The post attracted lots of comments from others with the same viewpoint. The language used was strong and clear about drugs. The profile picture of the poster showed them in a relaxed pose, smiling with a glass of wine in their hand. Some of the profile pictures of the other commentators showed them in a similar pose. Lots of them were clutching a glass of alcohol. My view is they were trying to portray they were happy, content, and relaxed people. They were not expressing they rely on a drug to make them this way. But this highlighted how we accept alcohol in our society and don’t see it as a drug.

In their houses there is likely a separate cupboard or drinks cabinet. It serves as the adults special tabernacle to house their drug of choice. Their children are aware of this place. They’ll also be aware, like I was, that it contains something forbidden to them. Something for adults like mum and dad, but not for children. So, it becomes very curious and alluring to a child who takes examples from their parents. In our children’s minds we are reinforcing that alcohol is special.

They can’t wait until they are old enough to be home alone. Because where do you think the first place they’re going to be exploring is?

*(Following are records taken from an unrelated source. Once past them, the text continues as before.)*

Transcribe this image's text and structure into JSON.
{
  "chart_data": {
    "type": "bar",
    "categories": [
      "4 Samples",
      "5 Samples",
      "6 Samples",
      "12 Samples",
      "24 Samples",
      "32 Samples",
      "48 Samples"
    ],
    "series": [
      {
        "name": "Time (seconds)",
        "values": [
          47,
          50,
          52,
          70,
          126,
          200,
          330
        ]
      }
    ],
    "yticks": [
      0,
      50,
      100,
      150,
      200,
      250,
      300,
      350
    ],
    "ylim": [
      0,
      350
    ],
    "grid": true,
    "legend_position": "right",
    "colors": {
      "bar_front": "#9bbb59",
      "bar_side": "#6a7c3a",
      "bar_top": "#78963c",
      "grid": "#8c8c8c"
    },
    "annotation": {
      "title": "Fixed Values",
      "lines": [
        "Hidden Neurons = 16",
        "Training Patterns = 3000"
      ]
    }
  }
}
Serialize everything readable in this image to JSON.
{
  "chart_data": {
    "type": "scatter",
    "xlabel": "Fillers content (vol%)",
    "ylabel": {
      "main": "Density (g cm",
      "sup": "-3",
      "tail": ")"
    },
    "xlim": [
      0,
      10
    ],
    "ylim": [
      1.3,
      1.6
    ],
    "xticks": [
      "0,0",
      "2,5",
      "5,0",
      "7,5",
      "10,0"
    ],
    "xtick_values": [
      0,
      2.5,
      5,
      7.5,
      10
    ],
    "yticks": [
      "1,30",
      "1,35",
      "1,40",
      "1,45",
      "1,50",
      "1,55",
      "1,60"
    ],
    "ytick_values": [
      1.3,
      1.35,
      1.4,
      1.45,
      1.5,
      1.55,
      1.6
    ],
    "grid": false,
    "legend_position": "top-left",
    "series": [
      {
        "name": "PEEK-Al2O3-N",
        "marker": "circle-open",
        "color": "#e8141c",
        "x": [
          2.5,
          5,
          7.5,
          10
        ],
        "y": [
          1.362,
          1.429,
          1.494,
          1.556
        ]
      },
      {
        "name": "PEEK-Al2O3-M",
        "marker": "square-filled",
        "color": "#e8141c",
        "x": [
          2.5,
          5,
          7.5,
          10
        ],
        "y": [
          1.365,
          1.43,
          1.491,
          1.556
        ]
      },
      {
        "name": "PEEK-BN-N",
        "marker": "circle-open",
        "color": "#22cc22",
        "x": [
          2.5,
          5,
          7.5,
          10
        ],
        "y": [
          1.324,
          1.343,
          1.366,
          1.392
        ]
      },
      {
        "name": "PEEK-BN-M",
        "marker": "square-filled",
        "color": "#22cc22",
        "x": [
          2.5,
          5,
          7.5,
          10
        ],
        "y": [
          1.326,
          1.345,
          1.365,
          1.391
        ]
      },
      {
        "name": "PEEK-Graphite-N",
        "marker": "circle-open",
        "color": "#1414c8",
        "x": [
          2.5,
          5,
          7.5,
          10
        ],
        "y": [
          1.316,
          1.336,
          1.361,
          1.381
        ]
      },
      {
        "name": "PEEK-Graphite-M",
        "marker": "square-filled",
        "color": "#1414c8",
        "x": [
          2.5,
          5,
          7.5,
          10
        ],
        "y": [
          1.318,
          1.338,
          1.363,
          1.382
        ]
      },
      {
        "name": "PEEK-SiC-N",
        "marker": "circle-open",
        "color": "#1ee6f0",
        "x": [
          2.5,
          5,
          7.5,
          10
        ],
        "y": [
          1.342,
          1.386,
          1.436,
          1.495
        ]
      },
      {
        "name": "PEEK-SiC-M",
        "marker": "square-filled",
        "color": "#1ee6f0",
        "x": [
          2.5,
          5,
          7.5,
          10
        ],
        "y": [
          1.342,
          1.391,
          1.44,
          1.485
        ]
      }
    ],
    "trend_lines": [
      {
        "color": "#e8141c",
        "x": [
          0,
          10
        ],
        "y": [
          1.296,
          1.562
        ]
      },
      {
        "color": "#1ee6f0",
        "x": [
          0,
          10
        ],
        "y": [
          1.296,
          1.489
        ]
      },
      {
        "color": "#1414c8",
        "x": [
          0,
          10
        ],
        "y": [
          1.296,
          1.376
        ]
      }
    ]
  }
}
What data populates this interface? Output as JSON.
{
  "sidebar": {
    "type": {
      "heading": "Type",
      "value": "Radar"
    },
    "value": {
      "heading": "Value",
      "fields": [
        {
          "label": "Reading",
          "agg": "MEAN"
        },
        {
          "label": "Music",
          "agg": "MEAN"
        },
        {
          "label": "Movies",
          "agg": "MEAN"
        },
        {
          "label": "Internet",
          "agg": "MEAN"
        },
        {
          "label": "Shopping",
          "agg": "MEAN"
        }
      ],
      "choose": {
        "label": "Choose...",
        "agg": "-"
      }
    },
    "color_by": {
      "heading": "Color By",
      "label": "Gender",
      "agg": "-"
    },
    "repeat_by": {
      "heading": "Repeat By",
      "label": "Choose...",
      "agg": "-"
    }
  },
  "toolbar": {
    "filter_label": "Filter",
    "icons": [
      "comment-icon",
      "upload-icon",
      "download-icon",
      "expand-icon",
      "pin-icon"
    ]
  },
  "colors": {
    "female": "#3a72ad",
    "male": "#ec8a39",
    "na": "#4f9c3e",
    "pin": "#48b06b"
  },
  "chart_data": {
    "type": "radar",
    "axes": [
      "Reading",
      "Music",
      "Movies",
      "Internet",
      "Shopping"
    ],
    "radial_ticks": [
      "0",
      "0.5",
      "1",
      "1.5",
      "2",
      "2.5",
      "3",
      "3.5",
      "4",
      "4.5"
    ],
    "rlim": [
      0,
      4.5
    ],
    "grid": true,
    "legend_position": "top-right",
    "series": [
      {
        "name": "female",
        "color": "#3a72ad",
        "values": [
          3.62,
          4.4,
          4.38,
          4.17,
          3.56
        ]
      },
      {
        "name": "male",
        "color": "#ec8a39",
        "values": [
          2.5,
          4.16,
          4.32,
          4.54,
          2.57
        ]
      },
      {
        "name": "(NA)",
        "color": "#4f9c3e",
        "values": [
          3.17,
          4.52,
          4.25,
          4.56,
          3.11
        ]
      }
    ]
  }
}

Later in the same community forum, I came across a picture of a man resting in the street at night. He looked rather tired and emotional. I recognised him as whenever I visited my old local pub he’d be there. Every time. What I could deduce from the picture is that someone had found him unconscious in the street. He was on his way home from the pub. He was unconscious because he’d drunk too much alcohol. Because of my experience I’m fairly good at recognising people with drink problems. His signal beeped loud and clear on my radar.

The picture actually looked like a drug addict collapsed unconscious in the street. Which actually was the scenario. There was a marked difference in the comments posted about this picture compared to the “drug” one. Was this because some commentators knew the man? The original post comment was something like “found poor old xxxx asleep on his way home from the pub. Shouldn’t have had that “one for the road” ha ha.”

Other comments on the post were softer, lighter, and accepting in tone. There was a real understanding this happens to us all now and again. None of them mentioned the dangers of drugs, or the misery and heartache they bring. Or how common they are becoming in society. They were jovial as though the situation was funny. The commentators related with the experience. They were able to recognise themselves within it. After all, who hasn’t drunk too much alcohol from time to time?